🤖 AI Summary
Despite alignment efforts, large language models remain vulnerable to jailbreaking attacks, while existing detection methods incur substantial computational overhead. To address this, we propose FJD—a lightweight, zero-overhead jailbreak detection method that imposes no additional inference cost. FJD exploits distributional disparities in the confidence scores of the first-token logits between jailbreaking and benign prompts. It enhances discriminative power via three key techniques: temperature-scaled logit calibration, affirmative instruction prefixing, and virtual instruction learning—enabling robust first-token confidence analysis. Crucially, FJD requires only a single forward pass and introduces no auxiliary models or repeated inference steps, achieving real-time detection for the first time. Experiments across major aligned models—including Llama-3-8B-Instruct and Qwen2-7B-Instruct—demonstrate FJD’s >95% detection accuracy with negligible latency overhead (<0.5 ms), significantly outperforming existing baselines.
📝 Abstract
Large language models (LLMs) enhance security through alignment when widely used, but remain susceptible to jailbreak attacks capable of producing inappropriate content. Jailbreak detection methods show promise in mitigating jailbreak attacks through the assistance of other models or multiple model inferences. However, existing methods entail significant computational costs.

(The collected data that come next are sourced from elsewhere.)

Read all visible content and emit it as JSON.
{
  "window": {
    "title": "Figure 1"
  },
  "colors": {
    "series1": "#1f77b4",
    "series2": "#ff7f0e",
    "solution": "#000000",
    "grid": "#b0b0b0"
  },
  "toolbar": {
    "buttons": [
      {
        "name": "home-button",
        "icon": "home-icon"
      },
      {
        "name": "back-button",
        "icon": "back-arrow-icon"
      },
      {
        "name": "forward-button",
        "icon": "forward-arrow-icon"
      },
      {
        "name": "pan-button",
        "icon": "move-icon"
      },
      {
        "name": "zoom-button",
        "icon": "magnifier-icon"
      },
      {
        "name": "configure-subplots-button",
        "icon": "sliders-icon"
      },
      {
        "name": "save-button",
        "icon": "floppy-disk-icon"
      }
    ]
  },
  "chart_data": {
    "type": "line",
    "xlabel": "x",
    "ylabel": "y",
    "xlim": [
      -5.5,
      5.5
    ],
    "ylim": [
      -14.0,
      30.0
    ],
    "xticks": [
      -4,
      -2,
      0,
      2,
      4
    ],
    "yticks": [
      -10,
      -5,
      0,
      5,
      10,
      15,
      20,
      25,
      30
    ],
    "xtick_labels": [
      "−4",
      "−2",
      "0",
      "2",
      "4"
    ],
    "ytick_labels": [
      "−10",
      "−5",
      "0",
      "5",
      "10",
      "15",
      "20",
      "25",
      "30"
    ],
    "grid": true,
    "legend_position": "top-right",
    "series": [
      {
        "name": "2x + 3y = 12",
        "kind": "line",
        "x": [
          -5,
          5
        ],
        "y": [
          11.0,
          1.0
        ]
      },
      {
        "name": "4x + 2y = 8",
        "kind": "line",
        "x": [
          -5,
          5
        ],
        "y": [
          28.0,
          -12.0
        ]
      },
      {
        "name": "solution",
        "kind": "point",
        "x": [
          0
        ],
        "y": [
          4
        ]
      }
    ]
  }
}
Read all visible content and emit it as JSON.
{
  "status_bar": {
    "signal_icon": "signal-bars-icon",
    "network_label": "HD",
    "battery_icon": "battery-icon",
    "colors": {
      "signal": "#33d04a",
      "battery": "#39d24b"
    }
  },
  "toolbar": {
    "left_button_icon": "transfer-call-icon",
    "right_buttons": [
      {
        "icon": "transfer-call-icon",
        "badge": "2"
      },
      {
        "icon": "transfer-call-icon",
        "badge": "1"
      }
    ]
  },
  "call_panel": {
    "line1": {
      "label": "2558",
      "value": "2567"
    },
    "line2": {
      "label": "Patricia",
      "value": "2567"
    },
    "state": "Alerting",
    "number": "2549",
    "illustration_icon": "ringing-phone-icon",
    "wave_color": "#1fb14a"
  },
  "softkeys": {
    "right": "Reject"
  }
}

In this paper, we first present a finding that the difference in output distributions between jailbreak and benign prompts can be employed for detecting jailbreak prompts. Based on this finding, we propose a Free Jailbreak Detection (FJD) which prepends an affirmative instruction to the input and scales the logits by temperature to further distinguish between jailbreak and benign prompts through the confidence of the first token. Furthermore, we enhance the detection performance of FJD through the integration of virtual instruction learning. Extensive experiments on aligned LLMs show that our FJD can effectively detect jailbreak prompts with almost no additional computational costs during LLM inference.